African companies are increasingly transferring their primary listings abroad or have dual listings, consequently local and international shareholders and stakeholders are demanding greater transparency and disclosure. The increasing complex regulatory environment, together with a global focus on governance, reporting and accountability is also accelerating the growth of the investor relations discipline. Investor Relations requires a robust understanding of the complexities of the financial markets and ample media savvy.
There will be a continued scarcity of experienced Investor Relations professionals for the foreseeable future, consequently many organizations are already training in-house staff to prepare them for this important role. Furthermore, we believe there will be more demand for Investor Relations professionals, as African capital markets become more mature, and investors and other stakeholders demand for more accountability, transparency and full disclosure increase significantly
For those interested in learning more about this discipline, you may want to swing by NIRI’s site, and the popular IR blog - Investor relations musings - devoted entirely to the practice of Investor Relations. Enjoy.
Wednesday, July 23, 2008
We would like to share these words from a great statesman, with you all:
“It is not the critic who counts, not the man who points out how the strong man stumbled, or where the doer of deeds could have done better.
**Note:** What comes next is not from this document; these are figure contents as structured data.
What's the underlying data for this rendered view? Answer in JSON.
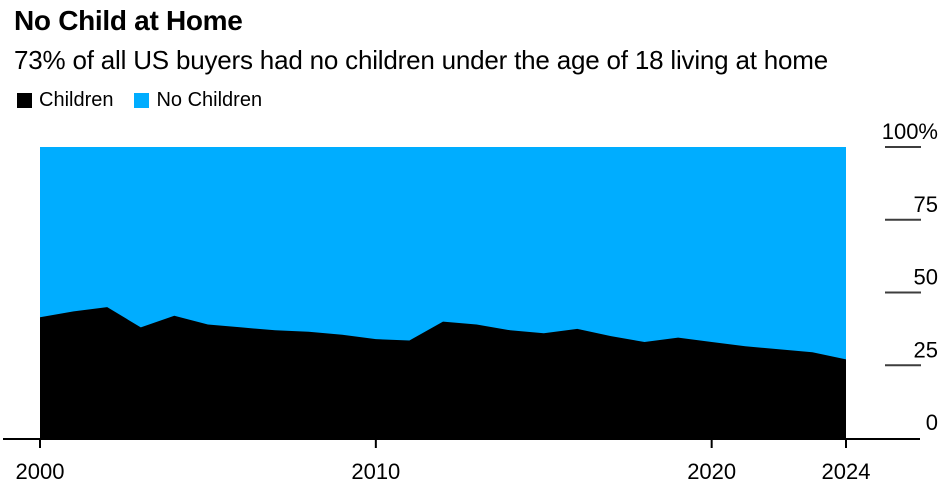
{
  "page": {
    "background": "#ffffff"
  },
  "chart_data": {
    "type": "area",
    "stacked_percent": true,
    "title": "No Child at Home",
    "subtitle": "73% of all US buyers had no children under the age of 18 living at home",
    "xlabel": "",
    "ylabel": "",
    "x": [
      2000,
      2001,
      2002,
      2003,
      2004,
      2005,
      2006,
      2007,
      2008,
      2009,
      2010,
      2011,
      2012,
      2013,
      2014,
      2015,
      2016,
      2017,
      2018,
      2019,
      2020,
      2021,
      2022,
      2023,
      2024
    ],
    "series": [
      {
        "name": "Children",
        "color": "#000000",
        "values": [
          41.5,
          43.5,
          45,
          38,
          42,
          39,
          38,
          37,
          36.5,
          35.5,
          34,
          33.5,
          40,
          39,
          37,
          36,
          37.5,
          35,
          33,
          34.5,
          33,
          31.5,
          30.5,
          29.5,
          27
        ]
      },
      {
        "name": "No Children",
        "color": "#00adff",
        "values": [
          58.5,
          56.5,
          55,
          62,
          58,
          61,
          62,
          63,
          63.5,
          64.5,
          66,
          66.5,
          60,
          61,
          63,
          64,
          62.5,
          65,
          67,
          65.5,
          67,
          68.5,
          69.5,
          70.5,
          73
        ]
      }
    ],
    "xlim": [
      2000,
      2024
    ],
    "ylim": [
      0,
      100
    ],
    "y_ticks": [
      {
        "value": 100,
        "label": "100%"
      },
      {
        "value": 75,
        "label": "75"
      },
      {
        "value": 50,
        "label": "50"
      },
      {
        "value": 25,
        "label": "25"
      },
      {
        "value": 0,
        "label": "0"
      }
    ],
    "x_ticks": [
      {
        "value": 2000,
        "label": "2000"
      },
      {
        "value": 2010,
        "label": "2010"
      },
      {
        "value": 2020,
        "label": "2020"
      },
      {
        "value": 2024,
        "label": "2024"
      }
    ],
    "legend_position": "top-left",
    "grid": false,
    "axis_color": "#000000",
    "tick_color": "#3d3d3d"
  }
}
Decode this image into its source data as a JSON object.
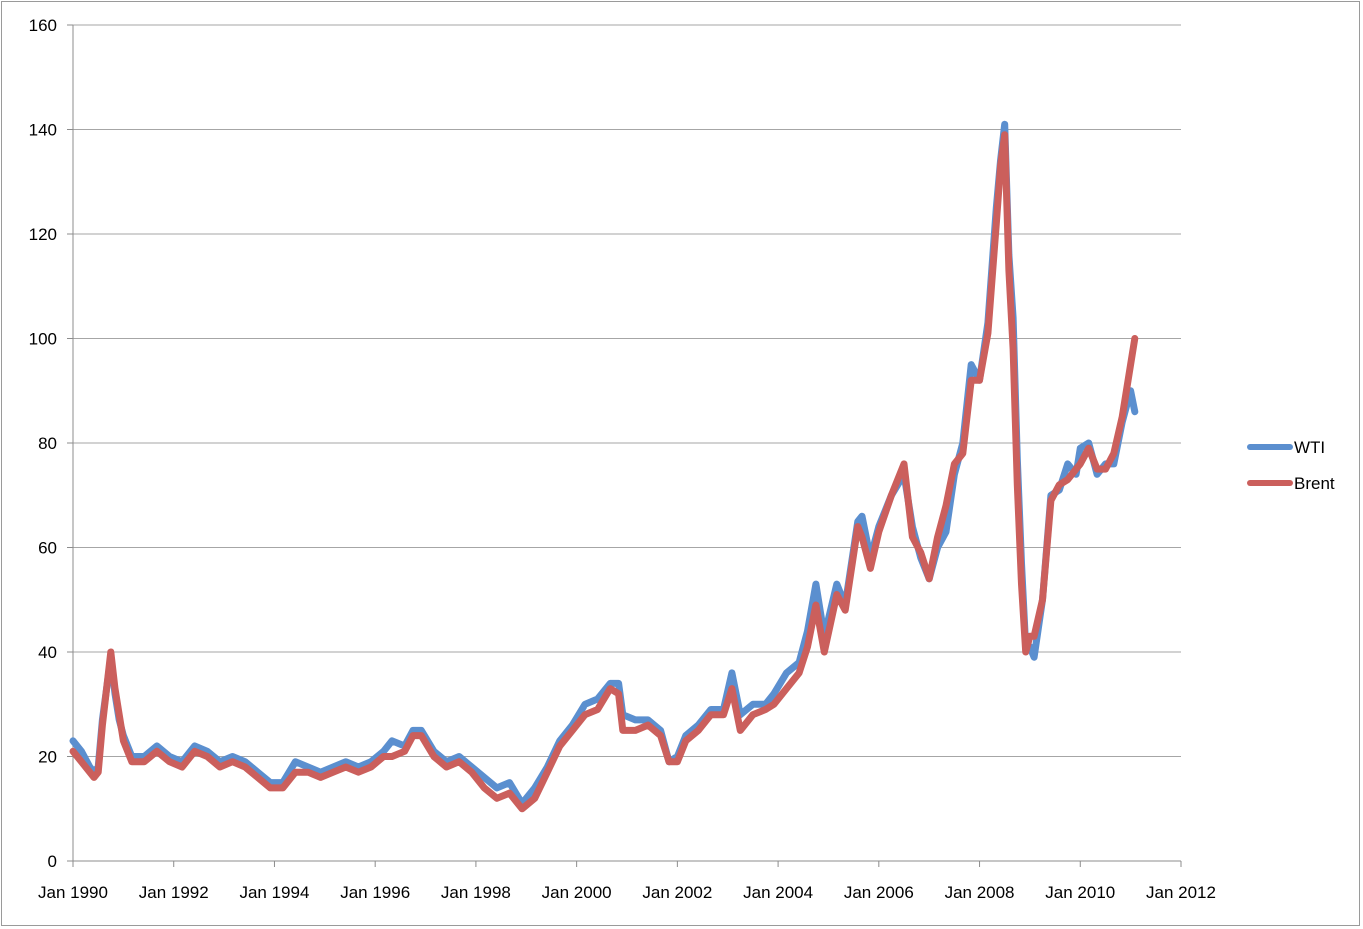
{
  "chart_data": {
    "type": "line",
    "title": "",
    "xlabel": "",
    "ylabel": "",
    "ylim": [
      0,
      160
    ],
    "yticks": [
      0,
      20,
      40,
      60,
      80,
      100,
      120,
      140,
      160
    ],
    "xlim": [
      "1990-01",
      "2012-01"
    ],
    "xticks": [
      "Jan 1990",
      "Jan 1992",
      "Jan 1994",
      "Jan 1996",
      "Jan 1998",
      "Jan 2000",
      "Jan 2002",
      "Jan 2004",
      "Jan 2006",
      "Jan 2008",
      "Jan 2010",
      "Jan 2012"
    ],
    "grid": "horizontal",
    "legend": "right",
    "series": [
      {
        "name": "WTI",
        "color": "#5b8fcf",
        "points": [
          [
            "1990-01",
            23
          ],
          [
            "1990-03",
            21
          ],
          [
            "1990-05",
            18
          ],
          [
            "1990-06",
            17
          ],
          [
            "1990-07",
            18
          ],
          [
            "1990-08",
            27
          ],
          [
            "1990-09",
            33
          ],
          [
            "1990-10",
            39
          ],
          [
            "1990-11",
            32
          ],
          [
            "1990-12",
            27
          ],
          [
            "1991-01",
            24
          ],
          [
            "1991-03",
            20
          ],
          [
            "1991-06",
            20
          ],
          [
            "1991-09",
            22
          ],
          [
            "1991-12",
            20
          ],
          [
            "1992-03",
            19
          ],
          [
            "1992-06",
            22
          ],
          [
            "1992-09",
            21
          ],
          [
            "1992-12",
            19
          ],
          [
            "1993-03",
            20
          ],
          [
            "1993-06",
            19
          ],
          [
            "1993-09",
            17
          ],
          [
            "1993-12",
            15
          ],
          [
            "1994-03",
            15
          ],
          [
            "1994-06",
            19
          ],
          [
            "1994-09",
            18
          ],
          [
            "1994-12",
            17
          ],
          [
            "1995-03",
            18
          ],
          [
            "1995-06",
            19
          ],
          [
            "1995-09",
            18
          ],
          [
            "1995-12",
            19
          ],
          [
            "1996-03",
            21
          ],
          [
            "1996-05",
            23
          ],
          [
            "1996-08",
            22
          ],
          [
            "1996-10",
            25
          ],
          [
            "1996-12",
            25
          ],
          [
            "1997-03",
            21
          ],
          [
            "1997-06",
            19
          ],
          [
            "1997-09",
            20
          ],
          [
            "1997-12",
            18
          ],
          [
            "1998-03",
            16
          ],
          [
            "1998-06",
            14
          ],
          [
            "1998-09",
            15
          ],
          [
            "1998-12",
            11
          ],
          [
            "1999-03",
            14
          ],
          [
            "1999-06",
            18
          ],
          [
            "1999-09",
            23
          ],
          [
            "1999-12",
            26
          ],
          [
            "2000-03",
            30
          ],
          [
            "2000-06",
            31
          ],
          [
            "2000-09",
            34
          ],
          [
            "2000-11",
            34
          ],
          [
            "2000-12",
            28
          ],
          [
            "2001-03",
            27
          ],
          [
            "2001-06",
            27
          ],
          [
            "2001-09",
            25
          ],
          [
            "2001-11",
            19
          ],
          [
            "2002-01",
            20
          ],
          [
            "2002-03",
            24
          ],
          [
            "2002-06",
            26
          ],
          [
            "2002-09",
            29
          ],
          [
            "2002-12",
            29
          ],
          [
            "2003-02",
            36
          ],
          [
            "2003-04",
            28
          ],
          [
            "2003-07",
            30
          ],
          [
            "2003-10",
            30
          ],
          [
            "2003-12",
            32
          ],
          [
            "2004-03",
            36
          ],
          [
            "2004-06",
            38
          ],
          [
            "2004-08",
            44
          ],
          [
            "2004-10",
            53
          ],
          [
            "2004-12",
            43
          ],
          [
            "2005-03",
            53
          ],
          [
            "2005-05",
            49
          ],
          [
            "2005-08",
            65
          ],
          [
            "2005-09",
            66
          ],
          [
            "2005-11",
            58
          ],
          [
            "2006-01",
            64
          ],
          [
            "2006-04",
            70
          ],
          [
            "2006-07",
            74
          ],
          [
            "2006-09",
            64
          ],
          [
            "2006-11",
            58
          ],
          [
            "2007-01",
            54
          ],
          [
            "2007-03",
            60
          ],
          [
            "2007-05",
            63
          ],
          [
            "2007-07",
            74
          ],
          [
            "2007-09",
            80
          ],
          [
            "2007-11",
            95
          ],
          [
            "2008-01",
            92
          ],
          [
            "2008-03",
            103
          ],
          [
            "2008-05",
            125
          ],
          [
            "2008-06",
            134
          ],
          [
            "2008-07",
            141
          ],
          [
            "2008-08",
            116
          ],
          [
            "2008-09",
            104
          ],
          [
            "2008-10",
            77
          ],
          [
            "2008-11",
            57
          ],
          [
            "2008-12",
            41
          ],
          [
            "2009-01",
            41
          ],
          [
            "2009-02",
            39
          ],
          [
            "2009-04",
            50
          ],
          [
            "2009-06",
            70
          ],
          [
            "2009-08",
            71
          ],
          [
            "2009-10",
            76
          ],
          [
            "2009-12",
            74
          ],
          [
            "2010-01",
            79
          ],
          [
            "2010-03",
            80
          ],
          [
            "2010-05",
            74
          ],
          [
            "2010-07",
            76
          ],
          [
            "2010-09",
            76
          ],
          [
            "2010-11",
            84
          ],
          [
            "2011-01",
            90
          ],
          [
            "2011-02",
            86
          ]
        ]
      },
      {
        "name": "Brent",
        "color": "#cb5f5c",
        "points": [
          [
            "1990-01",
            21
          ],
          [
            "1990-03",
            19
          ],
          [
            "1990-05",
            17
          ],
          [
            "1990-06",
            16
          ],
          [
            "1990-07",
            17
          ],
          [
            "1990-08",
            26
          ],
          [
            "1990-09",
            33
          ],
          [
            "1990-10",
            40
          ],
          [
            "1990-11",
            33
          ],
          [
            "1990-12",
            28
          ],
          [
            "1991-01",
            23
          ],
          [
            "1991-03",
            19
          ],
          [
            "1991-06",
            19
          ],
          [
            "1991-09",
            21
          ],
          [
            "1991-12",
            19
          ],
          [
            "1992-03",
            18
          ],
          [
            "1992-06",
            21
          ],
          [
            "1992-09",
            20
          ],
          [
            "1992-12",
            18
          ],
          [
            "1993-03",
            19
          ],
          [
            "1993-06",
            18
          ],
          [
            "1993-09",
            16
          ],
          [
            "1993-12",
            14
          ],
          [
            "1994-03",
            14
          ],
          [
            "1994-06",
            17
          ],
          [
            "1994-09",
            17
          ],
          [
            "1994-12",
            16
          ],
          [
            "1995-03",
            17
          ],
          [
            "1995-06",
            18
          ],
          [
            "1995-09",
            17
          ],
          [
            "1995-12",
            18
          ],
          [
            "1996-03",
            20
          ],
          [
            "1996-05",
            20
          ],
          [
            "1996-08",
            21
          ],
          [
            "1996-10",
            24
          ],
          [
            "1996-12",
            24
          ],
          [
            "1997-03",
            20
          ],
          [
            "1997-06",
            18
          ],
          [
            "1997-09",
            19
          ],
          [
            "1997-12",
            17
          ],
          [
            "1998-03",
            14
          ],
          [
            "1998-06",
            12
          ],
          [
            "1998-09",
            13
          ],
          [
            "1998-12",
            10
          ],
          [
            "1999-03",
            12
          ],
          [
            "1999-06",
            17
          ],
          [
            "1999-09",
            22
          ],
          [
            "1999-12",
            25
          ],
          [
            "2000-03",
            28
          ],
          [
            "2000-06",
            29
          ],
          [
            "2000-09",
            33
          ],
          [
            "2000-11",
            32
          ],
          [
            "2000-12",
            25
          ],
          [
            "2001-03",
            25
          ],
          [
            "2001-06",
            26
          ],
          [
            "2001-09",
            24
          ],
          [
            "2001-11",
            19
          ],
          [
            "2002-01",
            19
          ],
          [
            "2002-03",
            23
          ],
          [
            "2002-06",
            25
          ],
          [
            "2002-09",
            28
          ],
          [
            "2002-12",
            28
          ],
          [
            "2003-02",
            33
          ],
          [
            "2003-04",
            25
          ],
          [
            "2003-07",
            28
          ],
          [
            "2003-10",
            29
          ],
          [
            "2003-12",
            30
          ],
          [
            "2004-03",
            33
          ],
          [
            "2004-06",
            36
          ],
          [
            "2004-08",
            41
          ],
          [
            "2004-10",
            49
          ],
          [
            "2004-12",
            40
          ],
          [
            "2005-03",
            51
          ],
          [
            "2005-05",
            48
          ],
          [
            "2005-08",
            64
          ],
          [
            "2005-09",
            62
          ],
          [
            "2005-11",
            56
          ],
          [
            "2006-01",
            63
          ],
          [
            "2006-04",
            70
          ],
          [
            "2006-07",
            76
          ],
          [
            "2006-09",
            62
          ],
          [
            "2006-11",
            59
          ],
          [
            "2007-01",
            54
          ],
          [
            "2007-03",
            62
          ],
          [
            "2007-05",
            68
          ],
          [
            "2007-07",
            76
          ],
          [
            "2007-09",
            78
          ],
          [
            "2007-11",
            92
          ],
          [
            "2008-01",
            92
          ],
          [
            "2008-03",
            101
          ],
          [
            "2008-05",
            122
          ],
          [
            "2008-06",
            133
          ],
          [
            "2008-07",
            139
          ],
          [
            "2008-08",
            113
          ],
          [
            "2008-09",
            98
          ],
          [
            "2008-10",
            72
          ],
          [
            "2008-11",
            53
          ],
          [
            "2008-12",
            40
          ],
          [
            "2009-01",
            43
          ],
          [
            "2009-02",
            43
          ],
          [
            "2009-04",
            50
          ],
          [
            "2009-06",
            69
          ],
          [
            "2009-08",
            72
          ],
          [
            "2009-10",
            73
          ],
          [
            "2009-12",
            75
          ],
          [
            "2010-01",
            76
          ],
          [
            "2010-03",
            79
          ],
          [
            "2010-05",
            75
          ],
          [
            "2010-07",
            75
          ],
          [
            "2010-09",
            78
          ],
          [
            "2010-11",
            85
          ],
          [
            "2011-01",
            95
          ],
          [
            "2011-02",
            100
          ]
        ]
      }
    ]
  }
}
The credit belongs to the man who is actually in the arena; whose face is marred by the dust and sweat and blood; who strives valiantly; who errs and comes short again and again; who knows the great enthusiasms, the great devotions and spends himself in a worthy cause; who at the best, knows in the end the triumph of high achievement, and who, at worst, if he fails, at least fails while daring greatly; so that his place shall never be with those cold and timid souls who know neither victory or defeat.”
That was Teddy Roosevelt speaking at the Sorbonne in 1910, but he could have just as easily been speaking to you and I. Friends, we all know those professional critics and perpetual naysayers that tell us: “It’s no use; it can’t be done. Don’t try. Give up. Why do you have to stand out? Just be smart and give up.”
They are an all–too–common unfortunate fact of life at work and they populate our corridors, break rooms, and company cafeterias. They lurk there, with their drag–down message of gloom and doom in the hopes of ensnaring us in their misery.
But it’s important for us to know: the naysayers are wrong, and we don’t have to buy into their message of “settling for less” and underachievement.
Because we’ve been blessed with talent; because we’ are very fortunate to be alive at a great time in the history of the African continent, and because we are one of the educated professionals in a continent where literacy rate is lower than any other continent, we have a higher purpose than the compensation that comes with our job.
We are asking all of us today to reach deeper. To use the great talents we have been given; the skills and abilities and experience you’ve developed over the years; the guts and courage that are so much a part of us, to be even greater.
We are asking all of us to make a difference in our own lives: to find that next great job that will make us even better; to stretch ourselves farther than we think it's possible; to be that person we have always known we were capable of becoming.
We are asking all of us today to be a hero. Our own hero. In the words of Barack Obama: "Yes we can", indeed, Yes we can!